Genesis 12:2-4

4) groot volk

Niet alleen ten aanzien van de veelheid der mensen, wier vader gij zult wezen naar het vlees, maar ook ten aanzien van hun waardigheid, omdat zij mijn volk en eigendom zullen zijn, wier vader gij zult zijn naar den geest; Rom. 4:11,12,16,17, Rom. 9:6,7,8; Gal. 3:7.

Ro 4.11,12,16,17 9.6,7,8 Ga 3.7

5) zegenen,

De zegening van God betekent allerlei weldaden, of in het algemeen lichamelijke en geestelijke, aardse en hemelse, tijdelijke en eeuwige, onder 24:1; Deut. 28:2,3,4, enz. of in het bijzonder enige derzelve; boven Gen. 1:22,28; onder Gen. 39:5; Deut. 7:13; Ef. 1:3.

Ge 24.1 De 28.2,3,4 Ge 1.22,28 39.5 De 7.13 Eph 1.3

6) een zegen.

Zo gans zeer gezegend, dat gij niet alleen in uzelven mijn zegen bezitten zult, maar dat ook deze zegen door uw zaad over ontallijke anderen uitgespreid zal worden.

7) in u

Dat is, in uw zaad, onder Gen. 22:18, en Gen. 26:4, en Gen. 28:14; welk zaad is Christus, Gal. 3:16; die uit Abrahams zaad naar het vlees moest voortkomen, Matth. 1:1, om allen waren gelovigen, wier vader Abraham is, de eeuwige zegening te verwerven en mede te delen; Gal. 3:28,29. Anders, met u, te weten door het geloof in Christus, gelijk Gal. 3:8,9, in u, wordt uitgelegd, met Abraham. Zie ook Rom. 4:11,12,16.

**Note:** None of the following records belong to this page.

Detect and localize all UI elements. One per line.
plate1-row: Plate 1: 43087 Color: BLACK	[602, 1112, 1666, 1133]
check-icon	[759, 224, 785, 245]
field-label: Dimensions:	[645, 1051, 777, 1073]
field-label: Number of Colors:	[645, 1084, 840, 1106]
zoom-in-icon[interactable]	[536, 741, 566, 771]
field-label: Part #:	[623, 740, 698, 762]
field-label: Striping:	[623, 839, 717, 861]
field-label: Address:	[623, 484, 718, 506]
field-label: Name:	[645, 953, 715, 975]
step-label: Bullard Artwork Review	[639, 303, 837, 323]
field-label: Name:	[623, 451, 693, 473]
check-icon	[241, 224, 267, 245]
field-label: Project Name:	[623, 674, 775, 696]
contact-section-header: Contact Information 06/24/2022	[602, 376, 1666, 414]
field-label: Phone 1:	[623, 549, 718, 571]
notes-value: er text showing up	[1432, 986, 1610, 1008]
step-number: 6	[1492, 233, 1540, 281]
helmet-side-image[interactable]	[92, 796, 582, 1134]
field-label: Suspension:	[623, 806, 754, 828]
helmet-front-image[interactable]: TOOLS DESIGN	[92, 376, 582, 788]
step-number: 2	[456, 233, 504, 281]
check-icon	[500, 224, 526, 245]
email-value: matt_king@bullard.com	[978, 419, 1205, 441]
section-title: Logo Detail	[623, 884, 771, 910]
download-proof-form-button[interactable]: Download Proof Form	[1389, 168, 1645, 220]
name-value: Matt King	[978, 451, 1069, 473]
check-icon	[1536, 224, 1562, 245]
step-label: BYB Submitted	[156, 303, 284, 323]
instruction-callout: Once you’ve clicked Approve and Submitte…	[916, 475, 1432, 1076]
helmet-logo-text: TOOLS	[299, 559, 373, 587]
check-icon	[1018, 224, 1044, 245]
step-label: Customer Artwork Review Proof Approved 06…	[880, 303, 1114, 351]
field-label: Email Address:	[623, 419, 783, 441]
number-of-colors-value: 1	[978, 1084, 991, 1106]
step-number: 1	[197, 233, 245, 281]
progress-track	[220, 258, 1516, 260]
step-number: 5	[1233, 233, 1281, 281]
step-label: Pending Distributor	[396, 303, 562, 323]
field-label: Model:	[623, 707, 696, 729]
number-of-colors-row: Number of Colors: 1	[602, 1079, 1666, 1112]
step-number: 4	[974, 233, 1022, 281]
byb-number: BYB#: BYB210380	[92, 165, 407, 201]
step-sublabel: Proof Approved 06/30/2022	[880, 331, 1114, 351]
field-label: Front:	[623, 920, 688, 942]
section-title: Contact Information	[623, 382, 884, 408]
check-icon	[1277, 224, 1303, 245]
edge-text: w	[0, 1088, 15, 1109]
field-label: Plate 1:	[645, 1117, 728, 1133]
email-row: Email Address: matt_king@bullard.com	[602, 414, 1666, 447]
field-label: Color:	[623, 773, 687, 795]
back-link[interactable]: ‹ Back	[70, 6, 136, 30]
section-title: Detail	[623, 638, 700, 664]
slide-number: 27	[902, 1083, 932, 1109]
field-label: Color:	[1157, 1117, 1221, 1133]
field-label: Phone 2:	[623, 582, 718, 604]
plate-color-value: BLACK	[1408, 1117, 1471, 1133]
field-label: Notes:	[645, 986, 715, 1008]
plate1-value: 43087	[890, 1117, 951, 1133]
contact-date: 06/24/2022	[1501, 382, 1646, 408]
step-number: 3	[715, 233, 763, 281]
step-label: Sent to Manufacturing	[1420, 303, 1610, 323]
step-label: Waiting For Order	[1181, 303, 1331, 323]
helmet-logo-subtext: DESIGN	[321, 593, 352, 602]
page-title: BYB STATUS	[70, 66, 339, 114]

Ge 22.18 26.4 28.14 Ga 3.16 Mt 1.1 Ga 3.28,29,8,9 Ro 4.11,12 Ro 4.16
8) vijf en zeventig jaren

Hebr. een zoon van vijf jaren en zeventig jaar.

9) Haran ging.

Vanwaar hij tevoren met zijn vader Terah uit Chaldea gekomen was, boven Gen. 11:31.